HEART BEAT:Perhaps the HSE hasn't noticed the money has run out, writes MAURICE NELIGAN
“You spotted snakes with double tongue
Thorny hedgehogs, be not seen
Newts and blindworms do no wrong
Come not near our Fairy Queen”
– Shakespeare A Midsummer’s Night’s Dream
YOU WONDER how Shakespeare prophesied the unholy symbiosis between the HSE (lines 1-3) and the Minister (line 4). The HSE does the dirty work and face the opprobrium. The Minister stands at a remove and protests, “Nothing to do with me”.
We’re a bit big for fairy stories now, but nobody seems to have told the Minister and Prof Drumm. Their enthusiasm for the genre is undiminished and indeed positively uplifts the gullible. Who could not read the HSE National Service Plan 2010 and fail to be inspired? It is a fairy story in the classic mould, drawing inspiration from the Brothers Grimm. Fantasy pervades every page and you just know that there must be a happy ending.
We will have the best health service in the world in 20??. And then we can all live happily ever after. Mellifluous prose it is not, but rather, as John Dryden wrote in the preface to King Arthur, that “fairy kind of writing which depends only on the force of imagination”.
Prof Drumm enthused about the development of Primary Care Teams (PCTs), 400 by year’s end, and Primary Care Centres (PCCs), 47 in the same timeframe. In the best tradition of tales of faery it is quite hard to focus on these shifting evanescent dreams. As an aid to delving through to the grey old world beneath these visions, you must bear in mind that a PCC is bricks and mortar. It will have X-ray, ultrasound and loads of equipment, and will be bright, friendly and Green (I swear it). It will be inhabited by the team(s); doctors, nurses, physiotherapists, chiropodists, pharmacists, soothsayers and three card trick men drawn from the administrative ranks of the HSE.
No wonder that Prof Drumm tells us that by 2011 we will have best virtual primary care structures in the world.

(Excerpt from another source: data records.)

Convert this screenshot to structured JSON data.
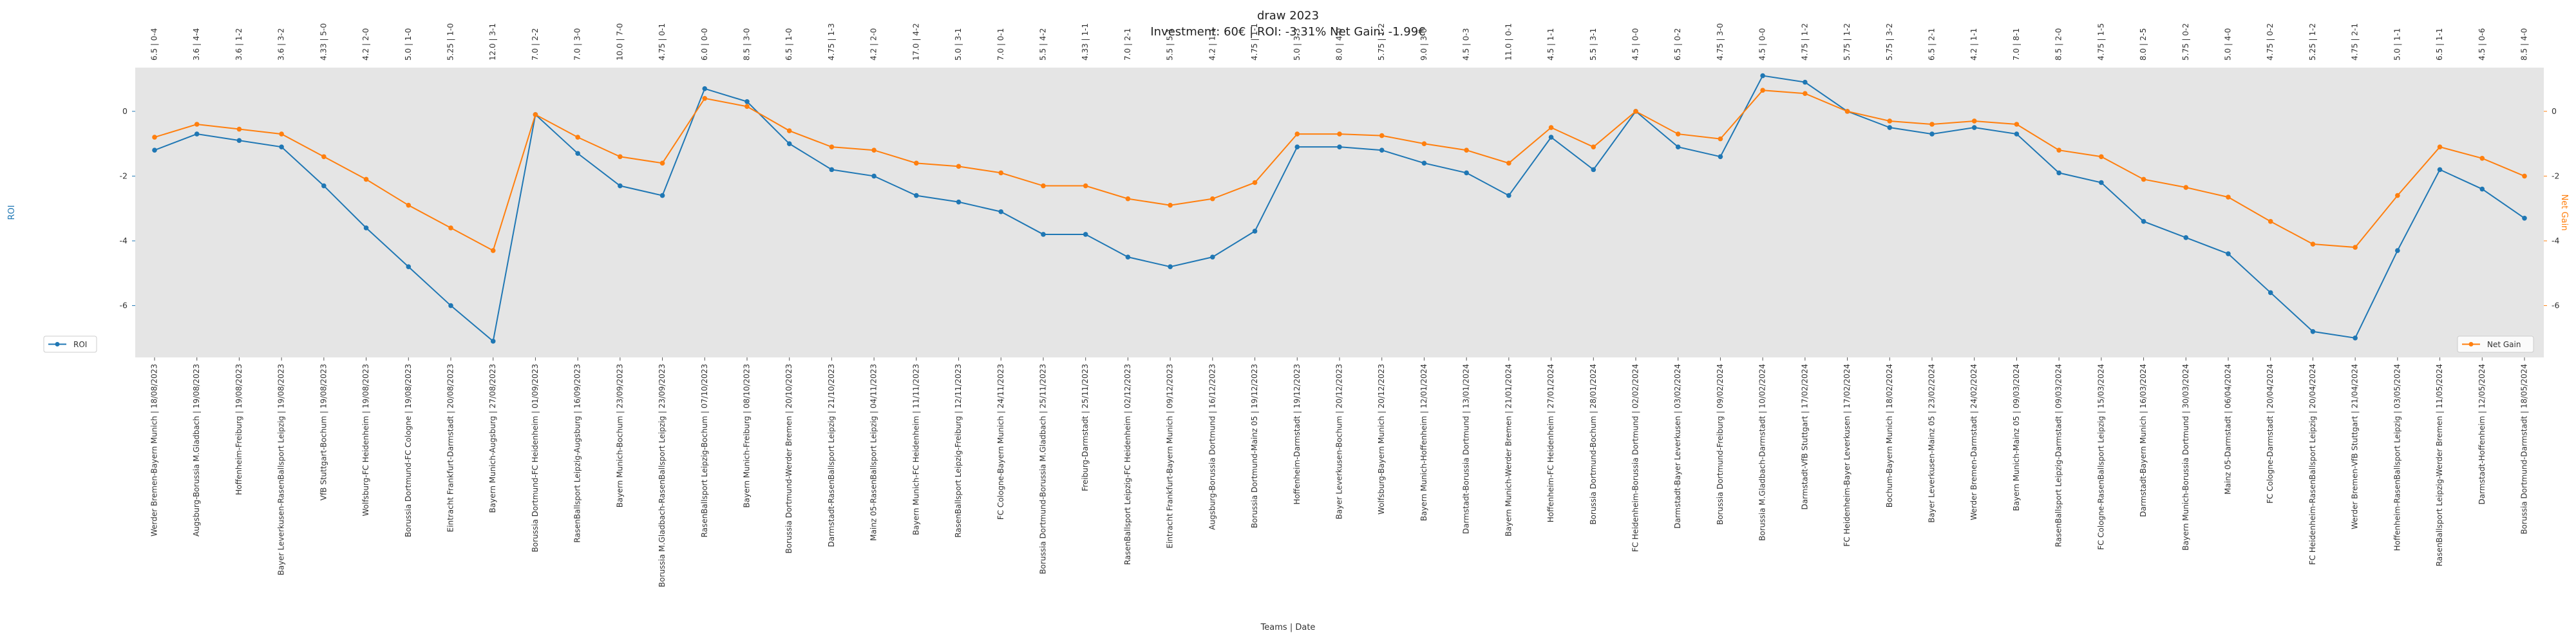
{
  "chart_data": {
    "type": "line",
    "title": "draw 2023",
    "subtitle": "Investment: 60€ | ROI: -3.31% Net Gain: -1.99€",
    "xlabel": "Teams | Date",
    "ylabel_left": "ROI",
    "ylabel_right": "Net Gain",
    "ylim_left": [
      -7.6,
      1.35
    ],
    "ylim_right": [
      -7.6,
      1.35
    ],
    "yticks": [
      0,
      -2,
      -4,
      -6
    ],
    "grid": false,
    "legend_left_placement": "lower-left",
    "legend_right_placement": "lower-right",
    "colors": {
      "roi": "#1f77b4",
      "net_gain": "#ff7f0e",
      "plot_bg": "#e5e5e5"
    },
    "categories": [
      "Werder Bremen-Bayern Munich | 18/08/2023",
      "Augsburg-Borussia M.Gladbach | 19/08/2023",
      "Hoffenheim-Freiburg | 19/08/2023",
      "Bayer Leverkusen-RasenBallsport Leipzig | 19/08/2023",
      "VfB Stuttgart-Bochum | 19/08/2023",
      "Wolfsburg-FC Heidenheim | 19/08/2023",
      "Borussia Dortmund-FC Cologne | 19/08/2023",
      "Eintracht Frankfurt-Darmstadt | 20/08/2023",
      "Bayern Munich-Augsburg | 27/08/2023",
      "Borussia Dortmund-FC Heidenheim | 01/09/2023",
      "RasenBallsport Leipzig-Augsburg | 16/09/2023",
      "Bayern Munich-Bochum | 23/09/2023",
      "Borussia M.Gladbach-RasenBallsport Leipzig | 23/09/2023",
      "RasenBallsport Leipzig-Bochum | 07/10/2023",
      "Bayern Munich-Freiburg | 08/10/2023",
      "Borussia Dortmund-Werder Bremen | 20/10/2023",
      "Darmstadt-RasenBallsport Leipzig | 21/10/2023",
      "Mainz 05-RasenBallsport Leipzig | 04/11/2023",
      "Bayern Munich-FC Heidenheim | 11/11/2023",
      "RasenBallsport Leipzig-Freiburg | 12/11/2023",
      "FC Cologne-Bayern Munich | 24/11/2023",
      "Borussia Dortmund-Borussia M.Gladbach | 25/11/2023",
      "Freiburg-Darmstadt | 25/11/2023",
      "RasenBallsport Leipzig-FC Heidenheim | 02/12/2023",
      "Eintracht Frankfurt-Bayern Munich | 09/12/2023",
      "Augsburg-Borussia Dortmund | 16/12/2023",
      "Borussia Dortmund-Mainz 05 | 19/12/2023",
      "Hoffenheim-Darmstadt | 19/12/2023",
      "Bayer Leverkusen-Bochum | 20/12/2023",
      "Wolfsburg-Bayern Munich | 20/12/2023",
      "Bayern Munich-Hoffenheim | 12/01/2024",
      "Darmstadt-Borussia Dortmund | 13/01/2024",
      "Bayern Munich-Werder Bremen | 21/01/2024",
      "Hoffenheim-FC Heidenheim | 27/01/2024",
      "Borussia Dortmund-Bochum | 28/01/2024",
      "FC Heidenheim-Borussia Dortmund | 02/02/2024",
      "Darmstadt-Bayer Leverkusen | 03/02/2024",
      "Borussia Dortmund-Freiburg | 09/02/2024",
      "Borussia M.Gladbach-Darmstadt | 10/02/2024",
      "Darmstadt-VfB Stuttgart | 17/02/2024",
      "FC Heidenheim-Bayer Leverkusen | 17/02/2024",
      "Bochum-Bayern Munich | 18/02/2024",
      "Bayer Leverkusen-Mainz 05 | 23/02/2024",
      "Werder Bremen-Darmstadt | 24/02/2024",
      "Bayern Munich-Mainz 05 | 09/03/2024",
      "RasenBallsport Leipzig-Darmstadt | 09/03/2024",
      "FC Cologne-RasenBallsport Leipzig | 15/03/2024",
      "Darmstadt-Bayern Munich | 16/03/2024",
      "Bayern Munich-Borussia Dortmund | 30/03/2024",
      "Mainz 05-Darmstadt | 06/04/2024",
      "FC Cologne-Darmstadt | 20/04/2024",
      "FC Heidenheim-RasenBallsport Leipzig | 20/04/2024",
      "Werder Bremen-VfB Stuttgart | 21/04/2024",
      "Hoffenheim-RasenBallsport Leipzig | 03/05/2024",
      "RasenBallsport Leipzig-Werder Bremen | 11/05/2024",
      "Darmstadt-Hoffenheim | 12/05/2024",
      "Borussia Dortmund-Darmstadt | 18/05/2024"
    ],
    "top_labels": [
      "6.5 | 0-4",
      "3.6 | 4-4",
      "3.6 | 1-2",
      "3.6 | 3-2",
      "4.33 | 5-0",
      "4.2 | 2-0",
      "5.0 | 1-0",
      "5.25 | 1-0",
      "12.0 | 3-1",
      "7.0 | 2-2",
      "7.0 | 3-0",
      "10.0 | 7-0",
      "4.75 | 0-1",
      "6.0 | 0-0",
      "8.5 | 3-0",
      "6.5 | 1-0",
      "4.75 | 1-3",
      "4.2 | 2-0",
      "17.0 | 4-2",
      "5.0 | 3-1",
      "7.0 | 0-1",
      "5.5 | 4-2",
      "4.33 | 1-1",
      "7.0 | 2-1",
      "5.5 | 5-1",
      "4.2 | 1-1",
      "4.75 | 1-1",
      "5.0 | 3-3",
      "8.0 | 4-0",
      "5.75 | 1-2",
      "9.0 | 3-0",
      "4.5 | 0-3",
      "11.0 | 0-1",
      "4.5 | 1-1",
      "5.5 | 3-1",
      "4.5 | 0-0",
      "6.5 | 0-2",
      "4.75 | 3-0",
      "4.5 | 0-0",
      "4.75 | 1-2",
      "5.75 | 1-2",
      "5.75 | 3-2",
      "6.5 | 2-1",
      "4.2 | 1-1",
      "7.0 | 8-1",
      "8.5 | 2-0",
      "4.75 | 1-5",
      "8.0 | 2-5",
      "5.75 | 0-2",
      "5.0 | 4-0",
      "4.75 | 0-2",
      "5.25 | 1-2",
      "4.75 | 2-1",
      "5.0 | 1-1",
      "6.5 | 1-1",
      "4.5 | 0-6",
      "8.5 | 4-0"
    ],
    "series": [
      {
        "name": "ROI",
        "axis": "left",
        "values": [
          -1.2,
          -0.7,
          -0.9,
          -1.1,
          -2.3,
          -3.6,
          -4.8,
          -6.0,
          -7.1,
          -0.1,
          -1.3,
          -2.3,
          -2.6,
          0.7,
          0.3,
          -1.0,
          -1.8,
          -2.0,
          -2.6,
          -2.8,
          -3.1,
          -3.8,
          -3.8,
          -4.5,
          -4.8,
          -4.5,
          -3.7,
          -1.1,
          -1.1,
          -1.2,
          -1.6,
          -1.9,
          -2.6,
          -0.8,
          -1.8,
          0.0,
          -1.1,
          -1.4,
          1.1,
          0.9,
          0.0,
          -0.5,
          -0.7,
          -0.5,
          -0.7,
          -1.9,
          -2.2,
          -3.4,
          -3.9,
          -4.4,
          -5.6,
          -6.8,
          -7.0,
          -4.3,
          -1.8,
          -2.4,
          -3.3
        ]
      },
      {
        "name": "Net Gain",
        "axis": "right",
        "values": [
          -0.8,
          -0.4,
          -0.55,
          -0.7,
          -1.4,
          -2.1,
          -2.9,
          -3.6,
          -4.3,
          -0.1,
          -0.8,
          -1.4,
          -1.6,
          0.4,
          0.15,
          -0.6,
          -1.1,
          -1.2,
          -1.6,
          -1.7,
          -1.9,
          -2.3,
          -2.3,
          -2.7,
          -2.9,
          -2.7,
          -2.2,
          -0.7,
          -0.7,
          -0.75,
          -1.0,
          -1.2,
          -1.6,
          -0.5,
          -1.1,
          0.0,
          -0.7,
          -0.85,
          0.65,
          0.55,
          0.0,
          -0.3,
          -0.4,
          -0.3,
          -0.4,
          -1.2,
          -1.4,
          -2.1,
          -2.35,
          -2.65,
          -3.4,
          -4.1,
          -4.2,
          -2.6,
          -1.1,
          -1.45,
          -2.0
        ]
      }
    ]
  }
}
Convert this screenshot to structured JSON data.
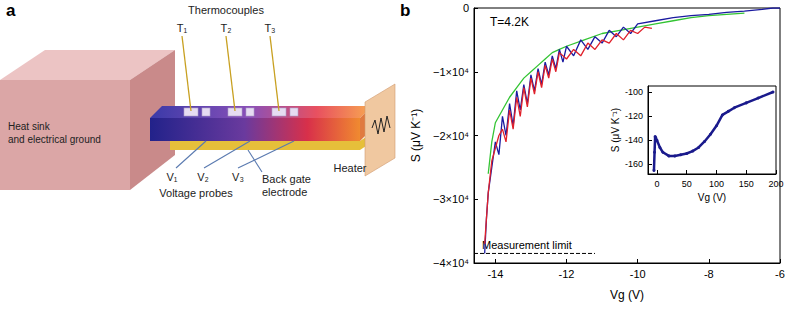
{
  "diagram": {
    "label": "a",
    "heat_sink": [
      "Heat sink",
      "and electrical ground"
    ],
    "thermocouples": {
      "title": "Thermocouples",
      "labels": [
        "T₁",
        "T₂",
        "T₃"
      ]
    },
    "voltage_probes": {
      "title": "Voltage probes",
      "labels": [
        "V₁",
        "V₂",
        "V₃"
      ]
    },
    "back_gate": [
      "Back gate",
      "electrode"
    ],
    "heater": "Heater"
  },
  "chart_data": [
    {
      "type": "line",
      "panel_label": "b",
      "annotation": "T=4.2K",
      "xlabel": "Vg (V)",
      "ylabel": "S (μV K⁻¹)",
      "xlim": [
        -14.6,
        -6
      ],
      "xticks": [
        -14,
        -12,
        -10,
        -8,
        -6
      ],
      "ylim": [
        -40000,
        0
      ],
      "yticks": [
        {
          "value": -40000,
          "label": "−4×10⁴"
        },
        {
          "value": -30000,
          "label": "−3×10⁴"
        },
        {
          "value": -20000,
          "label": "−2×10⁴"
        },
        {
          "value": -10000,
          "label": "−1×10⁴"
        },
        0
      ],
      "grid": false,
      "series": [
        {
          "color": "#33c433",
          "x": [
            -14.2,
            -14.1,
            -14.0,
            -13.8,
            -13.6,
            -13.4,
            -13.2,
            -13.0,
            -12.8,
            -12.6,
            -12.4,
            -12.2,
            -12.0,
            -11.5,
            -11.0,
            -10.5,
            -10.0,
            -9.5,
            -9.0,
            -8.5,
            -8.0,
            -7.5,
            -7.0
          ],
          "values": [
            -26000,
            -21000,
            -18000,
            -16000,
            -14000,
            -12500,
            -11000,
            -10000,
            -9000,
            -8000,
            -7000,
            -6500,
            -6000,
            -5000,
            -4000,
            -3500,
            -3000,
            -2500,
            -2000,
            -1500,
            -1200,
            -1000,
            -800
          ]
        },
        {
          "color": "#1a1aa0",
          "x": [
            -14.3,
            -14.25,
            -14.2,
            -14.1,
            -14.0,
            -13.9,
            -13.8,
            -13.7,
            -13.6,
            -13.5,
            -13.4,
            -13.3,
            -13.2,
            -13.1,
            -13.0,
            -12.9,
            -12.8,
            -12.7,
            -12.6,
            -12.5,
            -12.4,
            -12.3,
            -12.2,
            -12.1,
            -12.0,
            -11.8,
            -11.6,
            -11.4,
            -11.2,
            -11.0,
            -10.8,
            -10.6,
            -10.4,
            -10.2,
            -10.0,
            -9.5,
            -9.0,
            -8.5,
            -8.0,
            -7.5,
            -7.0,
            -6.5,
            -6.2,
            -6.0
          ],
          "values": [
            -38500,
            -33000,
            -29000,
            -25000,
            -21000,
            -23000,
            -17000,
            -20000,
            -15000,
            -18500,
            -13000,
            -16000,
            -12000,
            -15000,
            -10500,
            -13000,
            -9500,
            -12000,
            -8500,
            -10500,
            -7500,
            -9500,
            -6500,
            -8500,
            -6000,
            -7500,
            -5000,
            -6500,
            -4500,
            -5500,
            -3500,
            -4500,
            -3000,
            -4000,
            -2500,
            -2000,
            -1500,
            -1200,
            -1000,
            -700,
            -500,
            -200,
            0,
            0
          ]
        },
        {
          "color": "#e0202a",
          "x": [
            -14.3,
            -14.2,
            -14.1,
            -14.0,
            -13.9,
            -13.8,
            -13.7,
            -13.6,
            -13.5,
            -13.4,
            -13.3,
            -13.2,
            -13.1,
            -13.0,
            -12.9,
            -12.8,
            -12.7,
            -12.6,
            -12.5,
            -12.4,
            -12.3,
            -12.2,
            -12.0,
            -11.8,
            -11.6,
            -11.4,
            -11.2,
            -11.0,
            -10.8,
            -10.6,
            -10.4,
            -10.2,
            -10.0,
            -9.8,
            -9.6
          ],
          "values": [
            -37000,
            -29000,
            -24000,
            -22000,
            -20000,
            -19000,
            -21000,
            -16000,
            -19000,
            -14000,
            -17000,
            -12500,
            -15500,
            -11000,
            -13500,
            -10000,
            -12500,
            -9000,
            -11000,
            -8000,
            -10000,
            -7000,
            -8000,
            -6500,
            -7500,
            -5500,
            -6500,
            -5000,
            -5500,
            -4000,
            -5000,
            -3500,
            -4000,
            -3000,
            -3200
          ]
        }
      ],
      "measurement_limit": {
        "label": "Measurement limit",
        "value": -38500,
        "x": [
          -14.6,
          -11.2
        ]
      }
    },
    {
      "type": "line",
      "xlabel": "Vg (V)",
      "ylabel": "S (μV K⁻¹)",
      "xlim": [
        -15,
        200
      ],
      "xticks": [
        0,
        50,
        100,
        150,
        200
      ],
      "ylim": [
        -168,
        -95
      ],
      "yticks": [
        -160,
        -140,
        -120,
        -100
      ],
      "grid": false,
      "series": [
        {
          "color": "#1a1a8c",
          "marker": "circle",
          "x": [
            -5,
            -4,
            -3,
            -2,
            0,
            5,
            10,
            20,
            30,
            40,
            50,
            60,
            70,
            80,
            90,
            100,
            110,
            120,
            130,
            150,
            170,
            195
          ],
          "values": [
            -165,
            -150,
            -137,
            -138,
            -140,
            -146,
            -150,
            -153,
            -153,
            -152,
            -151,
            -149,
            -146,
            -141,
            -135,
            -128,
            -119,
            -116,
            -113,
            -109,
            -105,
            -100
          ]
        }
      ]
    }
  ]
}
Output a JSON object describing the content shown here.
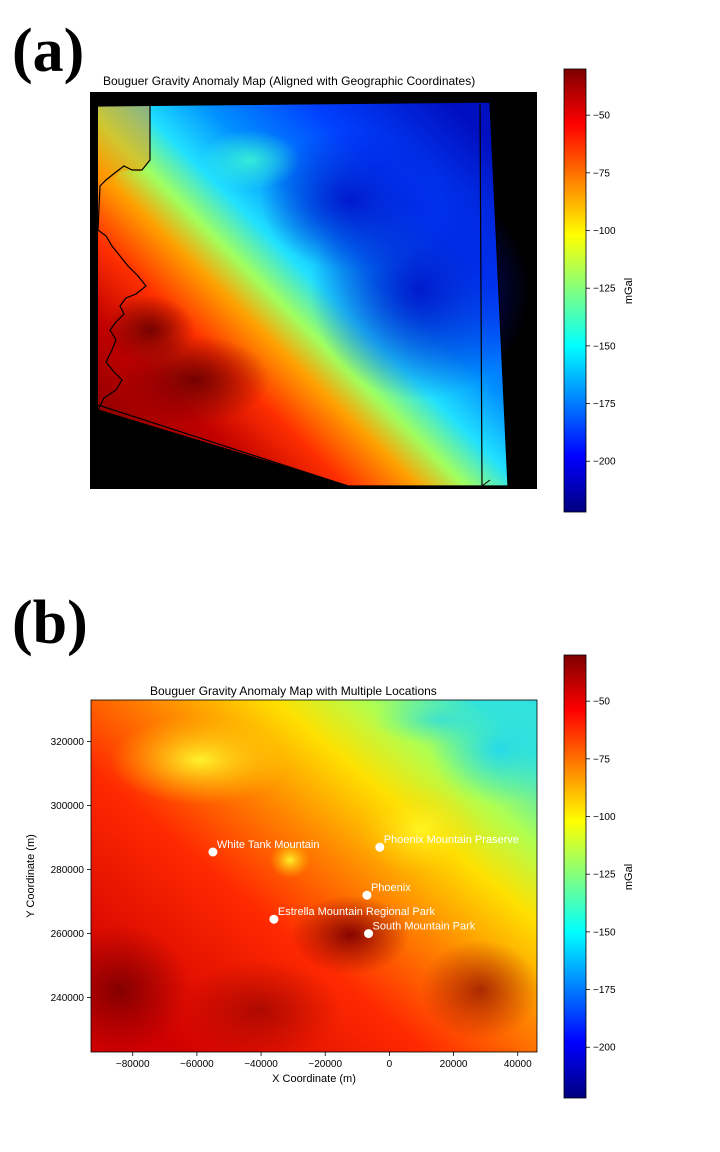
{
  "panels": {
    "a_label": "(a)",
    "b_label": "(b)"
  },
  "colormap": [
    "#00007f",
    "#0000ff",
    "#0080ff",
    "#00ffff",
    "#80ff80",
    "#ffff00",
    "#ff8000",
    "#ff0000",
    "#7f0000"
  ],
  "chart_data": [
    {
      "type": "heatmap",
      "title": "Bouguer Gravity Anomaly Map (Aligned with Geographic Coordinates)",
      "colorbar": {
        "label": "mGal",
        "range": [
          -222,
          -30
        ],
        "ticks": [
          -50,
          -75,
          -100,
          -125,
          -150,
          -175,
          -200
        ],
        "tick_labels": [
          "−50",
          "−75",
          "−100",
          "−125",
          "−150",
          "−175",
          "−200"
        ]
      },
      "axes_visible": false,
      "background": "#000000",
      "pattern": "high anomaly (red, about -40 mGal) in the southwest, decreasing to low anomaly (blue, about -210 mGal) in the northeast"
    },
    {
      "type": "heatmap",
      "title": "Bouguer Gravity Anomaly Map with Multiple Locations",
      "xlabel": "X Coordinate (m)",
      "ylabel": "Y Coordinate (m)",
      "xlim": [
        -93000,
        46000
      ],
      "ylim": [
        223000,
        333000
      ],
      "xticks": [
        -80000,
        -60000,
        -40000,
        -20000,
        0,
        20000,
        40000
      ],
      "xtick_labels": [
        "−80000",
        "−60000",
        "−40000",
        "−20000",
        "0",
        "20000",
        "40000"
      ],
      "yticks": [
        240000,
        260000,
        280000,
        300000,
        320000
      ],
      "ytick_labels": [
        "240000",
        "260000",
        "280000",
        "300000",
        "320000"
      ],
      "colorbar": {
        "label": "mGal",
        "range": [
          -222,
          -30
        ],
        "ticks": [
          -50,
          -75,
          -100,
          -125,
          -150,
          -175,
          -200
        ],
        "tick_labels": [
          "−50",
          "−75",
          "−100",
          "−125",
          "−150",
          "−175",
          "−200"
        ]
      },
      "locations": [
        {
          "name": "White Tank Mountain",
          "x": -55000,
          "y": 285500
        },
        {
          "name": "Phoenix Mountain Praserve",
          "x": -3000,
          "y": 287000
        },
        {
          "name": "Phoenix",
          "x": -7000,
          "y": 272000
        },
        {
          "name": "Estrella Mountain Regional Park",
          "x": -36000,
          "y": 264500
        },
        {
          "name": "South Mountain Park",
          "x": -6500,
          "y": 260000
        }
      ]
    }
  ]
}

The word “virtual” is mine because as a mere earthling I feel I must remain in contact with the planet.
The dream is a good one and was first mooted in the Primary Care Strategy in 2001, when the money was plentiful. It is now 2010 and we are broke. Let me ask a straight question because the answer does not appear in this wonderful story. How many of these fully staffed, equipped and housed centres actually exist right now?
My GP friends, many of whom have no trouble with the concept, tell me fewer than 10. The HSE seems to be saying several hundred. This question is simply answered by the HSE supplying a list of those centres meeting the criteria above, that are working and actually seeing patients. I don’t want lists of those about to open or planned because I believe that in the present economic climate, few will come to fruition. Perhaps the HSE hasn’t noticed the money has run out? Charitably I say they may not have as otherwise they would hardly be looking for a 5 per cent pay increase for their overworked executives.
You might wonder what all the PCTs who haven’t built their nests yet are doing, and how they are coping. We are told that they are holding meetings; perhaps dancing around the thorn tree, or the more hardened might be indulging in a few pints and a chat and planning their new centres. The Minister has ideas about this and once more we hear the old PD rallying cry of “Tax Breaks Abú”. It fires the blood, doesn’t it?
The rallying cry to the half-assed concepts that brought us to the brink of bankruptcy is shamelessly peddled again. The evidence of its disastrous failure is all around, empty houses and apartments, superfluous hotels and office space, a plethora of dragon’s teeth private hospitals sewn into the barren fields of recession.
Doubtless we will hear some tripe about the crisis presenting an opportunity for cheap construction. Well, let me tell you something; a crisis is seldom an opportunity for the body politic. A crisis is what it says on the tin: a crisis. Forgoing further tax revenue and more borrowing is not what we need. If we have to wait until we are financially robust enough to move forward again, then we wait. We eliminate waste and useless mouths and we care for our patients as best we can.